The UK Treasury Department set out on Tuesday plans to amend existing rules to deal with any major stablecoin collapses, such as with TerraUSD this month.
It is the latest sign of how regulators are trying to catch up with the rapid developments in crypto markets that stretch across national borders.
“Since the initial commitment to regulate certain types of stablecoins, events in crypto asset markets have further emphasized the need for appropriate regulation to mitigate risks to consumers, market integrity and financial stability,” the ministry said.
Banks, insurers and mainstream payment companies must comply with rules that ensure that their deposit accounts, policies or services can be quickly transferred to another provider if they fail, in order to avoid panic and contagion in the markets.

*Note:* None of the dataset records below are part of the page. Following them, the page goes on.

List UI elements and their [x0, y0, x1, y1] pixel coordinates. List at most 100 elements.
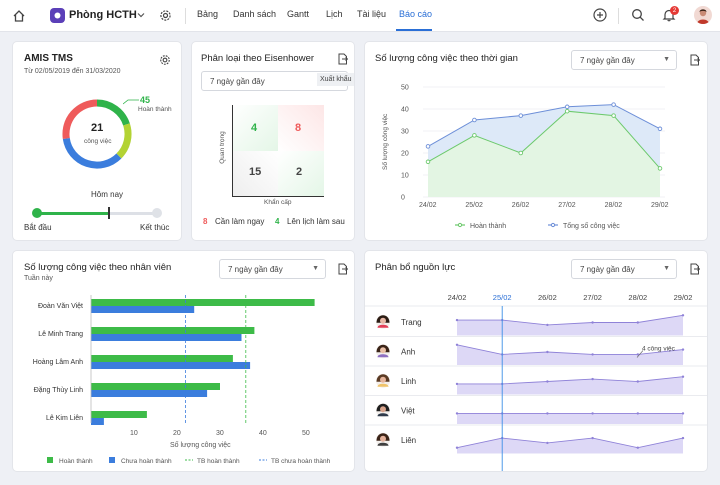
period-select[interactable]: 7 ngày gần đây ▼	[219, 259, 326, 279]
add-circle-icon[interactable]	[592, 7, 608, 23]
legend-label: TB chưa hoàn thành	[271, 458, 331, 465]
end-label: Kết thúc	[140, 223, 170, 232]
quadrant-delegate[interactable]	[232, 151, 278, 196]
tooltip-leader	[636, 350, 644, 358]
export-file-icon[interactable]	[336, 262, 348, 275]
top-bar: Phòng HCTH Bảng Danh sách Gantt Lịch Tài…	[0, 0, 720, 32]
bar-undone	[91, 418, 104, 425]
avatar-shirt	[377, 442, 389, 446]
category-label: Hoàng Lâm Anh	[33, 359, 83, 366]
time-chart: 0 10 20 30 40 50 24/02 25/02 26/02 27/02 28/02 29/0…	[380, 85, 669, 231]
x-tick-label: 30	[216, 430, 224, 437]
legend-swatch	[109, 457, 115, 463]
legend-plan-label: Lên lịch làm sau	[287, 217, 345, 226]
resource-card: Phân bổ nguồn lực 7 ngày gần đây ▼ 24/02 2…	[364, 250, 708, 472]
chevron-down-icon[interactable]	[136, 10, 146, 20]
bar-undone	[91, 334, 242, 341]
timeline-progress	[37, 212, 109, 215]
settings-gear-icon[interactable]	[158, 53, 171, 66]
y-tick-label: 30	[401, 129, 409, 136]
resource-point	[681, 314, 685, 317]
export-file-icon[interactable]	[336, 52, 348, 65]
quadrant-value: 15	[249, 166, 262, 178]
x-tick-label: 29/02	[651, 202, 669, 209]
area-done	[428, 111, 660, 197]
resource-point	[546, 350, 549, 354]
y-axis	[232, 105, 233, 196]
export-file-icon[interactable]	[688, 53, 700, 66]
resource-point	[681, 348, 685, 351]
chevron-down-icon: ▼	[312, 265, 319, 272]
data-point-done	[425, 159, 431, 165]
tab-gantt[interactable]: Gantt	[287, 9, 310, 19]
resource-point	[546, 380, 549, 383]
legend-marker-total	[550, 222, 556, 228]
person-name: Việt	[401, 406, 415, 415]
series-line-done	[427, 110, 661, 169]
avatar-shirt	[377, 324, 389, 328]
resource-line	[457, 314, 684, 326]
legend-label: TB hoàn thành	[197, 458, 240, 465]
x-tick-label: 25/02	[465, 202, 483, 209]
progress-donut	[62, 99, 132, 169]
data-point-done	[564, 108, 570, 114]
period-select[interactable]: 7 ngày gần đây ▼	[571, 259, 677, 279]
legend-label: Chưa hoàn thành	[121, 458, 172, 465]
date-header: 26/02	[538, 293, 557, 302]
quadrant-value: 2	[296, 166, 303, 178]
project-title[interactable]: Phòng HCTH	[69, 9, 137, 21]
done-label: Hoàn thành	[138, 106, 172, 113]
avatar-shirt	[377, 354, 389, 358]
period-select-value: 7 ngày gần đây	[228, 265, 283, 274]
legend-label: Hoàn thành	[59, 458, 93, 465]
period-select-value: 7 ngày gần đây	[580, 265, 635, 274]
time-chart-card: Số lượng công việc theo thời gian 7 ngày…	[364, 41, 708, 241]
resource-point	[546, 412, 549, 415]
resource-line	[456, 437, 684, 449]
tab-list[interactable]: Danh sách	[233, 9, 277, 19]
y-axis-label: Số lượng công việc	[380, 113, 389, 170]
user-avatar[interactable]	[694, 6, 712, 24]
tab-documents[interactable]: Tài liệu	[357, 9, 387, 19]
quadrant-schedule[interactable]	[278, 105, 324, 151]
legend-marker-done	[457, 222, 463, 228]
resource-area	[457, 376, 683, 395]
legend-urgent-value: 8	[203, 217, 208, 226]
x-tick-label: 26/02	[512, 202, 530, 209]
quadrant-do[interactable]	[232, 105, 278, 151]
total-count: 21	[91, 122, 104, 134]
avatar-face	[380, 435, 386, 442]
tab-report[interactable]: Báo cáo	[399, 9, 433, 19]
export-file-icon[interactable]	[688, 262, 700, 275]
export-button[interactable]: Xuất khẩu	[317, 73, 354, 86]
category-label: Đoàn Văn Việt	[38, 303, 83, 310]
y-tick-label: 20	[401, 151, 409, 158]
data-point-total	[518, 113, 524, 118]
quadrant-eliminate[interactable]	[278, 151, 324, 196]
x-tick-label: 24/02	[419, 202, 437, 209]
period-select[interactable]: 7 ngày gần đây ▼	[571, 50, 677, 70]
tab-calendar[interactable]: Lịch	[326, 9, 343, 19]
today-marker	[108, 207, 110, 219]
legend-label-total: Tổng số công việc	[563, 221, 620, 230]
home-icon[interactable]	[11, 8, 27, 24]
card-title: Phân loại theo Eisenhower	[201, 53, 315, 64]
search-icon[interactable]	[630, 7, 646, 23]
total-label: công việc	[84, 138, 112, 145]
resource-point	[681, 375, 685, 378]
data-point-total	[472, 117, 477, 123]
resource-area	[457, 413, 683, 424]
x-axis-label: Khẩn cấp	[264, 199, 292, 206]
period-select-value: 7 ngày gần đây	[580, 56, 635, 65]
y-tick-label: 50	[401, 85, 409, 92]
avatar-face	[380, 406, 386, 413]
person-name: Anh	[401, 347, 415, 356]
bar-done	[91, 355, 233, 362]
bar-done	[91, 299, 315, 306]
eisenhower-card: Phân loại theo Eisenhower 7 ngày gần đây…	[191, 41, 355, 241]
y-tick-label: 10	[401, 173, 409, 180]
tab-board[interactable]: Bảng	[197, 9, 219, 19]
settings-gear-icon[interactable]	[158, 8, 173, 23]
legend-plan-value: 4	[275, 217, 280, 226]
resource-point	[591, 321, 594, 324]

Stablecoins, which play a vital role in crypto markets, are digital tokens that are pegged to the value of traditional assets, such as the US dollar, and are seen as playing a greater role in payments.
The collapse of TerraUSD, a popular stablecoin that was the 10th largest cryptocurrency, has sparked central bank concerns in an unregulated sector.
“The failure of a systemic digital settlement asset manager could have a wide range of financial stability and consumer protection implications,” the ministry said in a consultation paper.
“This could be in terms of continuity of services critical to the functioning of the economy as well as individuals’ access to their funds or assets.”
While work is underway on whether tailor-made rules were needed to phase out failed stablecoins, existing rules for dealing with payment company failures need to be amended, the ministry said.
It proposed changing the Financial Market Infrastructure Special Administration Regime, which would give the Bank of England powers to ensure the continuity of stablecoin payment services during a crisis.